Lokaljournalismus und Demokratie

Dass Lokaljournalismus und Demokratie viel miteinander zu tun haben, ist eigentlich eine Binsenweisheit. Und doch lohnt es sich, die Zusammenhänge genauer zu erforschen. Das ist auch der Hintergrund einer Studie, die die Medienwissenschaftlerin Prof. Wiebke Möhring (Dortmund) bei den Medientagen München in Auszügen vorstellte. Danach nutzen vier von fünf Bewohnern in Deutschland mindestens einmal pro Woche ein lokaljournalistisches Angebot. Gut die Hälfte tut dies fast täglich. Nach Alter betrachtet, sind junge Menschen zwischen 14 und 29 Jahren mit 31 Prozent am wenigsten lokal interessiert, die 50- bis 69-Jährigen und die über 70-Jährigen hingegen informieren sich deutlich häufiger über lokale Nachrichten (60 Prozent/78 Prozent).

Podiumsdiskussion mit Experten aus Journalismus und Medien über die Bedeutung des Lokaljournalismus als demokratische Instanz. Im Hintergrund eine Präsentation mit dem Thema und bunte grafische Elemente. Publikum verfolgt aufmerksam die Diskussion.
Medien.Bayern GmbH Wie wichtig lokaler Journalismus für die Information vor Ort, Gemeinschaft und Teilhabe ist, unterstrich die Podiumsdiskussion auf den Medientagen München, u.a. mit Peter Müller, Chefredakteur der Augsburger Allgemeinen und Markus Knall, Chefredakteur Ippen Media.

Die indirekte Nutzung lokaljournalistischer Angebote mittels Blogs oder Social Media ist in den jüngeren Altersgruppen deutlich größer (14 - 29 Jahre: 26 Prozent; 30 - 49 Jahre: 23 Prozent), während die höheren Altersgruppen eher auf direkte Quellen wie Lokalzeitung, Lokalradio, TV oder Newsletter zurückgreifen (50 - 69 Jahre: 30 Prozent; 70+ Jahre: 28 Prozent). Gut die Hälfte der Befragten (55 Prozent) gibt an, sich künftig über Social Media lokal informieren zu wollen.

Wie sehr Lokaljournalismus demokratische Öffentlichkeit ermöglicht, zeigen die Zustimmungswerte zu den Punkten Information, Gemeinschaft & Integration, Partizipation sowie Kritik & Kontrolle. Die Zustimmungswerte lagen hoch zu den folgenden Aussagen: Ich möchte wissen, was in meiner direkten Umgebung passiert (85 Prozent); Lokale Medien vermitteln mir ein Gefühl der Verbundenheit mit meiner Region (62 Prozent); Lokale Medien liefern Wissen, um mich vor Ort einbringen zu können (60 Prozent); Lokale Medien berichten auch kritisch über Entwicklungen oder Entscheidungen vor Ort (59 Prozent). Im Vergleich mit Medien allgemein, lokaler oder Bundespolitik liegt das Vertrauen in lokale und regionale Medien an der Spitze.

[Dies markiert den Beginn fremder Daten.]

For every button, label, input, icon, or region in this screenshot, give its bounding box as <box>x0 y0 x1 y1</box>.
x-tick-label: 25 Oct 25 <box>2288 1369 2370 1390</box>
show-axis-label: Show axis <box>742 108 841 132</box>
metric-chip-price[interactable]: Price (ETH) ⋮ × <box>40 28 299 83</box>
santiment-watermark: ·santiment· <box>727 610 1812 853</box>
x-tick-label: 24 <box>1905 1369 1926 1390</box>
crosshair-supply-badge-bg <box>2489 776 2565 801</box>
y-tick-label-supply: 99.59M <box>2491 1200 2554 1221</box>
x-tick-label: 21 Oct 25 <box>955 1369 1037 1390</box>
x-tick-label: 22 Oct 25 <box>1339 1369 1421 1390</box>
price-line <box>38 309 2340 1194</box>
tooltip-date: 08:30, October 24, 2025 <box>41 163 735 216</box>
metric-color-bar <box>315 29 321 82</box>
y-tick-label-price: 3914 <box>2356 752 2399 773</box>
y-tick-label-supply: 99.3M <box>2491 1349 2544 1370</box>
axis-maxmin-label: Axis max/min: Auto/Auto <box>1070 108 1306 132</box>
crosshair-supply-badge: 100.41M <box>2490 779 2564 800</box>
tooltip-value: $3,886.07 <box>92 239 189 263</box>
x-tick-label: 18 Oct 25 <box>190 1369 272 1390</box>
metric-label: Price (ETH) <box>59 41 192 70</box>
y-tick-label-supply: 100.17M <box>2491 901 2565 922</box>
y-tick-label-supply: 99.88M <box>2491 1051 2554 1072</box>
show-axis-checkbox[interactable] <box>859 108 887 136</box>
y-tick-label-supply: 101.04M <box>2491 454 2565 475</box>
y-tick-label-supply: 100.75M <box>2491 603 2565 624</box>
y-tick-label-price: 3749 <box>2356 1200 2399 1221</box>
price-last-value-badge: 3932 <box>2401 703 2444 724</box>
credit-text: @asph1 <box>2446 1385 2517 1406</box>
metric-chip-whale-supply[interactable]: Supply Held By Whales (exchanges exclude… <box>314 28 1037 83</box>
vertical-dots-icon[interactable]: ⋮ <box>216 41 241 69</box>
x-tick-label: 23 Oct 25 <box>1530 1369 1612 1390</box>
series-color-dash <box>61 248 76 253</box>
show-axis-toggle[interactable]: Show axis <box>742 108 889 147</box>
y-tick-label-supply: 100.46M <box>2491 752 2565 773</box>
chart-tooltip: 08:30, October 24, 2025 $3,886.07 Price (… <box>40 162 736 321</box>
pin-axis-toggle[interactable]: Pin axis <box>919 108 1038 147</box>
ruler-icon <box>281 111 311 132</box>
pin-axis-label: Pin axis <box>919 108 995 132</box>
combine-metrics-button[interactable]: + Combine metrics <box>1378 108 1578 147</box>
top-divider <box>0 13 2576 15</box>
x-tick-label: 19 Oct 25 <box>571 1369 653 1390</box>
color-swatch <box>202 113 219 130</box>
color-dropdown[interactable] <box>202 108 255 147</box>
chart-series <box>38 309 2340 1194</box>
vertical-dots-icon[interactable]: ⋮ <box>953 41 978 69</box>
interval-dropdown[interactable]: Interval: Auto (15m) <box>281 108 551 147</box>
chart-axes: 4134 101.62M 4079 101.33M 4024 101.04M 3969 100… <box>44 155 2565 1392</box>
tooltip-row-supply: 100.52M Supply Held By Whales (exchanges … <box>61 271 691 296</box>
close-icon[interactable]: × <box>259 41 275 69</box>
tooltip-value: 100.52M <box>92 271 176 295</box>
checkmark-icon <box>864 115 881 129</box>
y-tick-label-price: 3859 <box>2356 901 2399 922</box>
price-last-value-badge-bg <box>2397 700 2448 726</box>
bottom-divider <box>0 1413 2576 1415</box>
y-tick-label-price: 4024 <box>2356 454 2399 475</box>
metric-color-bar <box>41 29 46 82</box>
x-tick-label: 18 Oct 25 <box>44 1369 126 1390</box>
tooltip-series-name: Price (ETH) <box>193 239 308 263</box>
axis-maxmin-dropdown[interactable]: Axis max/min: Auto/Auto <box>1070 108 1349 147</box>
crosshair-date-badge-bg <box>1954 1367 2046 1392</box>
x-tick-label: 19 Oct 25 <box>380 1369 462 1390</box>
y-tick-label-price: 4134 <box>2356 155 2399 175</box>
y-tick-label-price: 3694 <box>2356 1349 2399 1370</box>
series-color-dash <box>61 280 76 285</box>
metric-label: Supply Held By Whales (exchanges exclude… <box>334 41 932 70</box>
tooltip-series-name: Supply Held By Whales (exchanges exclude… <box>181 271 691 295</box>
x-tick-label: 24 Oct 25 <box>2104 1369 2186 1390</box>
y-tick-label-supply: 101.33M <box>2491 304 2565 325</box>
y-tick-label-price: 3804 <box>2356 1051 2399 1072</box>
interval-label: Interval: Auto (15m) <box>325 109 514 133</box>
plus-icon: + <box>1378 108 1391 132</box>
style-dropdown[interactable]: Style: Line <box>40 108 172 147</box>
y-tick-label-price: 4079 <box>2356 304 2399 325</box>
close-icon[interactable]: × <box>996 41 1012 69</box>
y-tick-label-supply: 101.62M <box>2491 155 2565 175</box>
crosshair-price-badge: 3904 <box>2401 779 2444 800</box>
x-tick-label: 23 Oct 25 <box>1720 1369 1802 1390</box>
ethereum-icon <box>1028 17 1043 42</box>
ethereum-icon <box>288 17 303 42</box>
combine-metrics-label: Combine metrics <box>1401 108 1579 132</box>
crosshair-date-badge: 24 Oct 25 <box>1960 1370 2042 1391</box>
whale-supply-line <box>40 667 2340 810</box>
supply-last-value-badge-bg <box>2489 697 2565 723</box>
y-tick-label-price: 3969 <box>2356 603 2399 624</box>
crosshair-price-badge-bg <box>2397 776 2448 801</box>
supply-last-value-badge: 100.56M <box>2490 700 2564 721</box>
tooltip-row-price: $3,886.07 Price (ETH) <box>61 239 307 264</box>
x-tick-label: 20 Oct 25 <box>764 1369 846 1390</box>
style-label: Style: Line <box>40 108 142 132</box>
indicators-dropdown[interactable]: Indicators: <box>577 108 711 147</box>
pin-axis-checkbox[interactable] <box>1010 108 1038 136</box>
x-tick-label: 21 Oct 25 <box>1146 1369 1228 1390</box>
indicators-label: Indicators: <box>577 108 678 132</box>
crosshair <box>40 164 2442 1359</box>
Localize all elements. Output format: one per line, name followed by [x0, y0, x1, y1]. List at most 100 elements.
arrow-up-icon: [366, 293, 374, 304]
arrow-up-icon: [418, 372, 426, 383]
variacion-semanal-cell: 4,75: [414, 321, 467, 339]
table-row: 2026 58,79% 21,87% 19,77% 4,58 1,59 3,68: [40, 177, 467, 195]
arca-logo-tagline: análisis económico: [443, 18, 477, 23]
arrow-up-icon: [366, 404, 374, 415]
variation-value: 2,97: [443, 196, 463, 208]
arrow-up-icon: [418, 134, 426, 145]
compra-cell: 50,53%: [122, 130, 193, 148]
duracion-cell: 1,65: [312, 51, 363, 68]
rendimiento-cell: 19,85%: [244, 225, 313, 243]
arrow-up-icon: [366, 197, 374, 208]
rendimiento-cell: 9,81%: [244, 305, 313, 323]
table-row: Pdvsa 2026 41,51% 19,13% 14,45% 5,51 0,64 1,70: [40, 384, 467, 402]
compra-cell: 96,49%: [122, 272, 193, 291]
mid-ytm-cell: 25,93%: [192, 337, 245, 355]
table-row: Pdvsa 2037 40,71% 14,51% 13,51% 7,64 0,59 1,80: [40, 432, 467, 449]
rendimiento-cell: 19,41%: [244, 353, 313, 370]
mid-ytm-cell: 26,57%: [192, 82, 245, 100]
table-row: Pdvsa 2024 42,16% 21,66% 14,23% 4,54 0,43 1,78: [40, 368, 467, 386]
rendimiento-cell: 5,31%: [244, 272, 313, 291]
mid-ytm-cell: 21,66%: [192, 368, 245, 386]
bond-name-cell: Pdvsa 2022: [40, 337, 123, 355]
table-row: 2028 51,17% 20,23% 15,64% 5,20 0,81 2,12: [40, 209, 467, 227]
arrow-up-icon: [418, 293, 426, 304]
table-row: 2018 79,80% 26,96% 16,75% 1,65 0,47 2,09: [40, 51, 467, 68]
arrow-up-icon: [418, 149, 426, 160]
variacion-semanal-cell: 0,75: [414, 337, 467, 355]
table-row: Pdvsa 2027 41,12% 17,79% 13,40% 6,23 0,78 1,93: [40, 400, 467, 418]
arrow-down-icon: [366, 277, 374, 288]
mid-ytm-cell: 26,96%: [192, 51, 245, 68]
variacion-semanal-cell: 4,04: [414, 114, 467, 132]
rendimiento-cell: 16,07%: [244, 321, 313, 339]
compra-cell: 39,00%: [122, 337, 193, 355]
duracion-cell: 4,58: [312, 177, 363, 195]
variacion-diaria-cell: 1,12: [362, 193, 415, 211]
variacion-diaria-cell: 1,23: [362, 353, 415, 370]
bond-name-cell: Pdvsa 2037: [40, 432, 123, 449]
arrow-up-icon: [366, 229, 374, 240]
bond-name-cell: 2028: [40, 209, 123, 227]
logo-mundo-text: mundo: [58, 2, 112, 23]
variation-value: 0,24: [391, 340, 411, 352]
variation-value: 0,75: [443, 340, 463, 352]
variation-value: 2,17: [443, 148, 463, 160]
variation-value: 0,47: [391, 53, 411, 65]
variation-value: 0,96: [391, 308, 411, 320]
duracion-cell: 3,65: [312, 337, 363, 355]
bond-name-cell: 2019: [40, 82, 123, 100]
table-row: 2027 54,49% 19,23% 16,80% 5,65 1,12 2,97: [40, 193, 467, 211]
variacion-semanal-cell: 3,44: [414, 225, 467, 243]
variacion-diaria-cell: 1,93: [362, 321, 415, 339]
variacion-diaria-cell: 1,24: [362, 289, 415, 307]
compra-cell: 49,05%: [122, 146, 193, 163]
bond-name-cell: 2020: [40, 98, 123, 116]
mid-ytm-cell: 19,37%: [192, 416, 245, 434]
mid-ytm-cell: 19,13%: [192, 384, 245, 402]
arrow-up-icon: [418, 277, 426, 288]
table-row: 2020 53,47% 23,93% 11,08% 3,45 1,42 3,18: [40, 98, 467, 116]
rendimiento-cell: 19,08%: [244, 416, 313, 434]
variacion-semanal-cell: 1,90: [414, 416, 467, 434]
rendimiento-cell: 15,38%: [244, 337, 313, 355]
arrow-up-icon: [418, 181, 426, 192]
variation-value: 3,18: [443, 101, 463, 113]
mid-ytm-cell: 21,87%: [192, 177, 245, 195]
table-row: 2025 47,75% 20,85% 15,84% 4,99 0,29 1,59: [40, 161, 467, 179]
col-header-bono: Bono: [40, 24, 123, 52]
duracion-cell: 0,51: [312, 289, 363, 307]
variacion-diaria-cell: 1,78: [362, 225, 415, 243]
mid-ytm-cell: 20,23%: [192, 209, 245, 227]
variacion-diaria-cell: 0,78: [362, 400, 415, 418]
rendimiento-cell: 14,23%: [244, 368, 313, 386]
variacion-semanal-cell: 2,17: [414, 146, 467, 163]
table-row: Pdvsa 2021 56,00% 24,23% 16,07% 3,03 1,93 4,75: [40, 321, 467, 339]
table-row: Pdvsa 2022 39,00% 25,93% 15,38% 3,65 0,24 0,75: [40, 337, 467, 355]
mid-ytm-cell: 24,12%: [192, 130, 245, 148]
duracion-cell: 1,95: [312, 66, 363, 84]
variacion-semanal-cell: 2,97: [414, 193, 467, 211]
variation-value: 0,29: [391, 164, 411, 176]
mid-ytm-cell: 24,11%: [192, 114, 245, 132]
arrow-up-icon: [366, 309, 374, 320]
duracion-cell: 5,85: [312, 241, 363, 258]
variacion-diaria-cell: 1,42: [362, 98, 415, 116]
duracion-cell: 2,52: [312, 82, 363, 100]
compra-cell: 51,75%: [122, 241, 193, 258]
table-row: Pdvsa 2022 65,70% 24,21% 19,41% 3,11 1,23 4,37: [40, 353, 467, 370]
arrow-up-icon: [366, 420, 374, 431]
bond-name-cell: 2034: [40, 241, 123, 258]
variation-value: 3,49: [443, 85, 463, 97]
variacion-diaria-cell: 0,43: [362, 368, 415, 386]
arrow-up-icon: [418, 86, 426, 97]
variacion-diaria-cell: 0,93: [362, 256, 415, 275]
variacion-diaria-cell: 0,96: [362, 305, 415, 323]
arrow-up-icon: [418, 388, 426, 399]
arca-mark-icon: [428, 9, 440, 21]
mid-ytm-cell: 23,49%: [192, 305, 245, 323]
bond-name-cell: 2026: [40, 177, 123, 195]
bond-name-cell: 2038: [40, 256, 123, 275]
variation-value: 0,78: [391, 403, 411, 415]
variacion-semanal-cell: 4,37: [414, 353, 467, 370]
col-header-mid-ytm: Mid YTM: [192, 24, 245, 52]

Die Einblicke bei den Medientagen waren gleichsam ein Sneak Peak, offiziell wird die Studie erst am 18. November vorgestellt.

Auf die naheliegende Frage im anschließenden Panel, ob angesichts dieser Werte lokaljournalistische Angebote von der Regierung gefördert werden sollten, stellte Peter Müller, Chefredakteur der Augsburger Allgemeinen, fest, dass Jammern nichts nutze. "Es nutzt nicht, nach dem Staat zu rufen." Mit Blick auf die Studie solle der Staat aber dafür sorgen, "dass es Augenhöhe gibt". Peter Müller: "Ich hafte als Chefredakteur für die Richtigkeit jedes Satzes, jeder Zeile, die wir veröffentlichen. Die großen Plattformen müssen das nicht." Daher begrüße er auch die Idee eines Plattformsolis.

Der Präsident der Bayerischen Landeszentrale für neue Medien, Dr. Thorsten Schmiege, bestätigte: "Ein Level Playing Field ist wichtig." Die Watchdog-Funktion lokaler Medien sei wichtig für die Demokratie. Zugleich bildeten lokale Medien die "Plattform für jeden, der sich engagieren will".

Markus Knall, Chefredakteur Ippen Digital (München), forderte aber auch Bewegung in den Medienhäusern: "Der Lokaljournalismus muss sich ändern. Die Rahmenbedingungen sind heute anders als vor 50 Jahren." Lokaljournalismus müsse jünger, frischer, digitaler, weiblicher werden. Knalls zentrale Frage: "Welche Geschichte erzählen wir? Wenn wir 'Party machen', sind heute vielleicht weniger dabei als früher, aber unsere muss die coolste sein."